La semaine dernière nous évoquions une incroyable erreur dans une usine de Baltimore qui a conduit à la perte de 15 millions de doses de vaccin Johnson & Johnson. Une information révélée par le New York Times qui pousse aujourd’hui son enquête et met en lumière des méthodes très limites. De quoi inquiéter pour d’autres doses de vaccin.

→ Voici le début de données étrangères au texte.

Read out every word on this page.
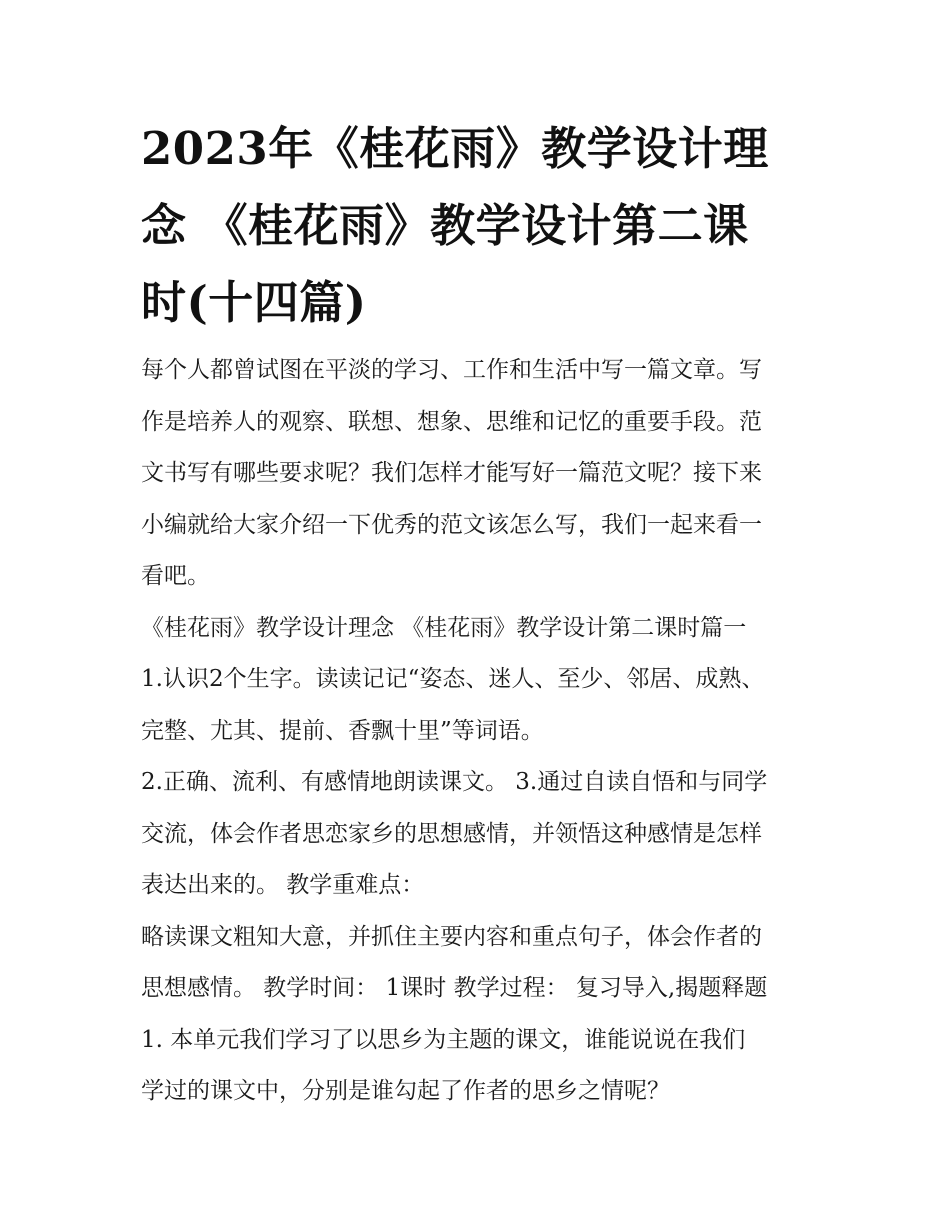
2023年《桂花雨》教学设计理
念 《桂花雨》教学设计第二课
时(十四篇)
每个人都曾试图在平淡的学习、工作和生活中写一篇文章。写
作是培养人的观察、联想、想象、思维和记忆的重要手段。范
文书写有哪些要求呢？我们怎样才能写好一篇范文呢？接下来
小编就给大家介绍一下优秀的范文该怎么写，我们一起来看一
看吧。
《桂花雨》教学设计理念 《桂花雨》教学设计第二课时篇一
1.认识2个生字。读读记记“姿态、迷人、至少、邻居、成熟、
完整、尤其、提前、香飘十里”等词语。
2.正确、流利、有感情地朗读课文。 3.通过自读自悟和与同学
交流，体会作者思恋家乡的思想感情，并领悟这种感情是怎样
表达出来的。 教学重难点：
略读课文粗知大意，并抓住主要内容和重点句子，体会作者的
思想感情。 教学时间： 1课时 教学过程： 复习导入,揭题释题
1. 本单元我们学习了以思乡为主题的课文，谁能说说在我们
学过的课文中，分别是谁勾起了作者的思乡之情呢？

"Emergent" est une entreprise spécialisée dans la production de vaccins. Dans son usine de Baltimore, elle fabrique les vaccins de Johnson & Johnson et AstraZeneca : les technologies sont similaires, via un vecteur viral qui une fois dans notre corps va attaquer le virus. En février, des employés ont, sans s’en rendre compte, contaminé le vecteur viral de Johnson & Johnson avec celui d'AstraZeneca.

L'erreur a été réalisée lors de l'un des derniers contrôles avant la mise sur le marché : Johnson & Johnson échantillonne un lot de 13 à 15 millions de doses de vaccin pour en vérifier la pureté. Ce que le quotidien new-yorkais révèle en plus aujourd'hui, c’est qu’entre octobre et janvier, Emergent aurait jeté cinq lots de vaccins AstraZeneca (entre 10 et 15 millions de doses) en raison d'une autre suspicion de contamination.

De multiples erreurs ces derniers mois

De plus, au mois de novembre, la production d'un lot de vaccins de Johnson & Johnson a été abandonnée également : des ouvriers auraient "branché" la mauvaise conduite de gaz et ont accidentellement "étouffé" les cellules du virus du vaccin. Ce qui est inquiétant ce sont les multiples manquements et l’enchaînement des erreurs ces derniers mois.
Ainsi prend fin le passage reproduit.